Commit 1f402d6

benny-dou <60535774+benny-dou@users.noreply.github.com>
2026-01-19 06:34:54
chore(summary): update AI chat summary to use TSV format
1 parent b8be862
Changed files (2)
src/ai/chat_summary.py
@@ -22,8 +22,9 @@ from messages.sender import send2tg
 from messages.utils import equal_prefix, remove_prefix, startswith_prefix, to_int
 from networking import match_social_media_link
 from subtitles.subtitle import get_subtitle
-from utils import nowdt, rand_number
+from utils import nowdt, rand_number, strings_list
 
+# ruff: noqa: RUF001
 HELP = f"""🤖**AI总结历史消息** (最多{MAX_MESSAGE_SUMMARY}条)
 ⚠️使用`{PREFIX.AI_SUMMARY}`命令生成聊天记录文件 + 聊天记录AI总结
 ⚠️使用`{PREFIX.COMBINATION}`命令只生成聊天记录文件, 不对聊天记录AI总结
@@ -65,15 +66,22 @@ HELP = f"""🤖**AI总结历史消息** (最多{MAX_MESSAGE_SUMMARY}条)
 - 如果用户名中有空格, 请去除空格。例如: 想指定用户为John Doe请使用 `@JohnDoe`
 """
 
-SYSTEM_PROMPT = """总结以下网络聊天记录, 识别关键主题、争议话题以及重要观点。提供一个简明的总结, 保留原始意图和上下文。如有必要, 引用原始用户名和时间戳。
-每一条消息的格式如下:
-{
-    "username": "消息发送者",
-    "time": "消息发送时间",
-    "url": "消息链接",
-    "message": "本条消息内容",
-    "reply_to_message": "被此条消息回复的消息"
-}
+SYSTEM_PROMPT = """总结以下群聊记录, 识别关键主题、争议话题以及重要观点。提供一个简明的总结, 保留原始意图和上下文。如有必要, 请注明消息username和message_id。
+群聊记录以TSV格式发送(分隔符为\t), 列名为: message_id\tusername\tcontent\treply_to_message_id\treply_to_message_content
+其中:
+- message_id (int): 消息ID, 唯一标识每条消息
+- username (str): 发送消息的用户用户名
+- content (str): 消息内容
+- reply_to_message_id (int | None): 该消息所回复的消息的message_id
+- reply_to_message_content (str | None): 该消息所回复的消息的content
+
+示例:
+message_id\tusername\tcontent\treply_to_message_id\treply_to_message_content
+123\tJohn\t今天好冷啊\t\t
+124\tLily\t我这里还好\t\t
+125\tAlice\t你那里下雪了吗\t123\t今天好冷啊
+126\tJohn\t天气预报说有,但是还没下\t125\t你那里下雪了吗
+127\tDavid\t我这里已经下了\t125\t你那里下雪了吗
 
 # 步骤
 1. 阅读聊天记录: 仔细查看对话内容, 了解讨论的流程和上下文。
@@ -82,16 +90,17 @@ SYSTEM_PROMPT = """总结以下网络聊天记录, 识别关键主题、争议
 4. 突出争议话题: 记录任何分歧或意见不同的地方。
 5. 识别重要观点: 捕捉参与者提出的重要观点或论点。
 6. 保留意图和上下文: 确保总结反映对话的原始意义和上下文。
-7. 引用用户名和时间戳: 在适当情况下, 引用用户名和时间戳以为某些陈述提供上下文。

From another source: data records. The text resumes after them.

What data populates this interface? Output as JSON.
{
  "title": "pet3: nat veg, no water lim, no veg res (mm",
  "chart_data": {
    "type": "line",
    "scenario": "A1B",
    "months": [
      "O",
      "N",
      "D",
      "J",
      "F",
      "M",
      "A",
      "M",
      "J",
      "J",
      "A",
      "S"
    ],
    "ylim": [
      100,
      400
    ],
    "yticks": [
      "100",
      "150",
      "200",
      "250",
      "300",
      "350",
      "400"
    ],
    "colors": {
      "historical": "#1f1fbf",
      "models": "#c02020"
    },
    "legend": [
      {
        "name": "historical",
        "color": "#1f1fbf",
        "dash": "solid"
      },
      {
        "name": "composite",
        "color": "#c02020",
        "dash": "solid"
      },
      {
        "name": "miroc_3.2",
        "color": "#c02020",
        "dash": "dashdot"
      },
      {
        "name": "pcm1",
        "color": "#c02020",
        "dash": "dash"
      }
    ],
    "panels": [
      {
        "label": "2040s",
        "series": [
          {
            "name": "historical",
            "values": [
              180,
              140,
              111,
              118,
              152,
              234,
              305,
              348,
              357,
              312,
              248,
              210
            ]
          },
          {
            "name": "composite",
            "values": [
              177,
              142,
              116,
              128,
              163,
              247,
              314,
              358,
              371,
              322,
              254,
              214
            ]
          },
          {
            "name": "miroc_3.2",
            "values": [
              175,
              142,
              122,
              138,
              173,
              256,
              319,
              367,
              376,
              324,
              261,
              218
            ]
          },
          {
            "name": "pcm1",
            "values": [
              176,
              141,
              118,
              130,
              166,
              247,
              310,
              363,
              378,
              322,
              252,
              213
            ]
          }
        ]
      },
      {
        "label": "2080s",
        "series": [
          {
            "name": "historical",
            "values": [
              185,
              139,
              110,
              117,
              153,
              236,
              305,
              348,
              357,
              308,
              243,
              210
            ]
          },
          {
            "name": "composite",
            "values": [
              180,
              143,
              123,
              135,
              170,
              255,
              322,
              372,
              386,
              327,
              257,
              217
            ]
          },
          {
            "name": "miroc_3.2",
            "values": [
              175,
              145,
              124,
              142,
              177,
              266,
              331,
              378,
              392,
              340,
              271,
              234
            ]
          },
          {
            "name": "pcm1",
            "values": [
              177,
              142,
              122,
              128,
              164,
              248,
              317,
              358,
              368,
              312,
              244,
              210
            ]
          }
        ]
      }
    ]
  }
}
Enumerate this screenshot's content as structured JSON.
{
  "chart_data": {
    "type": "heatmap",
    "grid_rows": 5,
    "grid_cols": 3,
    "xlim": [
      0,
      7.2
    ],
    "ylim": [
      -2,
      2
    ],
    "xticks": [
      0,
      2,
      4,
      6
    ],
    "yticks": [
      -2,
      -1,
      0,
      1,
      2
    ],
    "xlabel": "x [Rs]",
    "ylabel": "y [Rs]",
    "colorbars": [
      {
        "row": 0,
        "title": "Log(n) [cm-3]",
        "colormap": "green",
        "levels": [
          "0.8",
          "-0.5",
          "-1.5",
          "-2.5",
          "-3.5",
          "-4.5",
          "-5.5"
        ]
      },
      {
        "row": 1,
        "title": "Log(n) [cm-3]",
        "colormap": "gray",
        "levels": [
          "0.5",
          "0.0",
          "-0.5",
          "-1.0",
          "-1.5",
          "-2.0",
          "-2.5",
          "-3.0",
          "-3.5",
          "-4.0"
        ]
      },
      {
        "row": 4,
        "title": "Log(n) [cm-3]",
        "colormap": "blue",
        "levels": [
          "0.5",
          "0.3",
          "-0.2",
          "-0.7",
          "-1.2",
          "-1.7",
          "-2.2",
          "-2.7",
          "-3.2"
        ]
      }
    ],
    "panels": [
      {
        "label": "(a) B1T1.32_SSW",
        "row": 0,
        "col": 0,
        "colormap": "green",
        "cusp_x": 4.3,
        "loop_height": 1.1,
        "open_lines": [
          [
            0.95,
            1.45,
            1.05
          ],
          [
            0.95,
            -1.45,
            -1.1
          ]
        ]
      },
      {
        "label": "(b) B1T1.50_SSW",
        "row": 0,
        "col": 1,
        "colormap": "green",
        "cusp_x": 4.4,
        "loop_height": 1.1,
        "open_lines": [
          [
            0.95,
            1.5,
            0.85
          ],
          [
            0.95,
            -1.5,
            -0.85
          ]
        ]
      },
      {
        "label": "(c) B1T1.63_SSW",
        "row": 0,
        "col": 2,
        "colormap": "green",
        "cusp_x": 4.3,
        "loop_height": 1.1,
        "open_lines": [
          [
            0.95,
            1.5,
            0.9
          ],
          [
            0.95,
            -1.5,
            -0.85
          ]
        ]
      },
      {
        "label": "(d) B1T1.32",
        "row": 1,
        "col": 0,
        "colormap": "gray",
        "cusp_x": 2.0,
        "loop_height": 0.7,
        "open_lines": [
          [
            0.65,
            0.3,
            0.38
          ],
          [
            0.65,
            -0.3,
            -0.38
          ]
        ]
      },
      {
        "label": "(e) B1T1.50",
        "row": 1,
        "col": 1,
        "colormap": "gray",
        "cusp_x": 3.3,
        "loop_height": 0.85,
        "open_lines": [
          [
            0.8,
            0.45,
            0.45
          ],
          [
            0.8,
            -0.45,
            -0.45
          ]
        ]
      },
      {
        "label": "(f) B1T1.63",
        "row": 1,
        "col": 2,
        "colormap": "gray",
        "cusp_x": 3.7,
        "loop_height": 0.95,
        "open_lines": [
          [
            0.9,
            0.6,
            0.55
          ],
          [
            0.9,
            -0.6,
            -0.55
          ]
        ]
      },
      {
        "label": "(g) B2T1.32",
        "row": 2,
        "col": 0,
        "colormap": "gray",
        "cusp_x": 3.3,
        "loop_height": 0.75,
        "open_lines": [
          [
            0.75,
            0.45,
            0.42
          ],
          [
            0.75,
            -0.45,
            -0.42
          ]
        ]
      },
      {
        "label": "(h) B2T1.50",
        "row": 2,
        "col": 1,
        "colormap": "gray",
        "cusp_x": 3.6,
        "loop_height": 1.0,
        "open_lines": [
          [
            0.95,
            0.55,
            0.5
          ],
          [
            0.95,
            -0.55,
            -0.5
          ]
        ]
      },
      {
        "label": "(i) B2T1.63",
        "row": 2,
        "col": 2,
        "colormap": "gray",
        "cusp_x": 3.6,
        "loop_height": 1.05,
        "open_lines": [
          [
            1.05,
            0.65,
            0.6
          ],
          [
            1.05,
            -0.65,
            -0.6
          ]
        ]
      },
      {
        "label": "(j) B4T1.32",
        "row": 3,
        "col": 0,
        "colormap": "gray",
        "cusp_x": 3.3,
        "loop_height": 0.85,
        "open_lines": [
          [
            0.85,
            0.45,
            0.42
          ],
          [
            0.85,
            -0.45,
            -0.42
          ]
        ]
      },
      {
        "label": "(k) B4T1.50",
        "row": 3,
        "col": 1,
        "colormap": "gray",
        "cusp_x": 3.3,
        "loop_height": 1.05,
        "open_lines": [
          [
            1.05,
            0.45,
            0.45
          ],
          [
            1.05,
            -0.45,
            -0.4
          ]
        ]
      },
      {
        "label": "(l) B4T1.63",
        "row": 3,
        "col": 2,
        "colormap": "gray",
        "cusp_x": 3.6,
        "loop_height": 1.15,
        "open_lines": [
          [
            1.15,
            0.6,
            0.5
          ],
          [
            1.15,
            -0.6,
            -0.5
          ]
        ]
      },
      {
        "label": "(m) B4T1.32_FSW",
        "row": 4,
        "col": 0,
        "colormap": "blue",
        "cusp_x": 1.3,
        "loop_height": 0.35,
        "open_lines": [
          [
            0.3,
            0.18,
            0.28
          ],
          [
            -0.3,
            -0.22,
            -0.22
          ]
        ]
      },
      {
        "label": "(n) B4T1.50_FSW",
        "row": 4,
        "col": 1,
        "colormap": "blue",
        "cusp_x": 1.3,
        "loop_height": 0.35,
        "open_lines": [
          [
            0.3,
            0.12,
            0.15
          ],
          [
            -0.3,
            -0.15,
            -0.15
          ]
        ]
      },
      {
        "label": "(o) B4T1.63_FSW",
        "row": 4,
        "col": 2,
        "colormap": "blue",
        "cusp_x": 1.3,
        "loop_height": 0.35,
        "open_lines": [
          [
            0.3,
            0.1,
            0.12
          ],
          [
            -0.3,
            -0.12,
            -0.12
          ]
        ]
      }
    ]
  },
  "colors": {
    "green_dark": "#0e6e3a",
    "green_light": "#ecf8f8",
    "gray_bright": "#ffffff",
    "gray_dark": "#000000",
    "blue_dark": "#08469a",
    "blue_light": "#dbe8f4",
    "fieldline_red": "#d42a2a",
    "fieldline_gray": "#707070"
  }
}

+7. 引用用户名和消息ID: 在适当情况下, 引用username和message_id以为某些陈述提供上下文。
 8. 撰写总结: 以简洁的语言编写总结, 同时包含必要的引用。
 
 # 输出格式
 - 使用中文撰写总结。
 - 简明扼要地总结聊天记录的内容。
-- 在必要时引用用户名和时间。
+- 在必要时引用消息username和message_id。
 - 保持清晰和简洁的表达。
-- 引用用户名时, 请使用 **username** 格式。如: **username**
-- 引用时间时, 请使用 [HH:MM:SS](url) 格式。如: [12:30:00](https://t.me/c/1234/56789)
+- 引用username和message_id时, 务必使用 **username[message_id]** 格式。如: **John[123]**
+- 如果需要同时引用多个message_id, 请使用 **username[id1, id2, ...]** 格式。如: **Alice[125, 126, 127]**
+
 """
 
 DAILY_SUMMARY_PREFIX = "🏪**#爬楼助手**\n"
@@ -181,17 +190,17 @@ async def ai_chat_summary(
         res = await send2tg(client, message, texts=f"📝正在获取历史消息...\n⏩开始时间: {begin_time:%m-%d %H:%M:%S}\n⏯️结束时间: {end_time:%m-%d %H:%M:%S}", **kwargs)
         kwargs["progress"] = res[0]
     history_list = await get_history_info_list(client, info["cid"], offset_id, num_history, begin_time, end_time, filter_users)
-    # parse the history contexts
-    parsed = await parse_history_list(history_list)
-    if parsed["num_message"] == 0:
+    parsed = await parse_history_list(history_list)  # parse the history as csv
+    if parsed.get("num_message", 0) == 0:
         await send2tg(client, message, texts=f"{num_history}条历史消息中未找到符合条件的消息", **kwargs)
         await modify_progress(del_status=True, **kwargs)
         return
-    msg = f"⏩开始时间: {parsed['begin_time']:%m-%d %H:%M:%S}\n"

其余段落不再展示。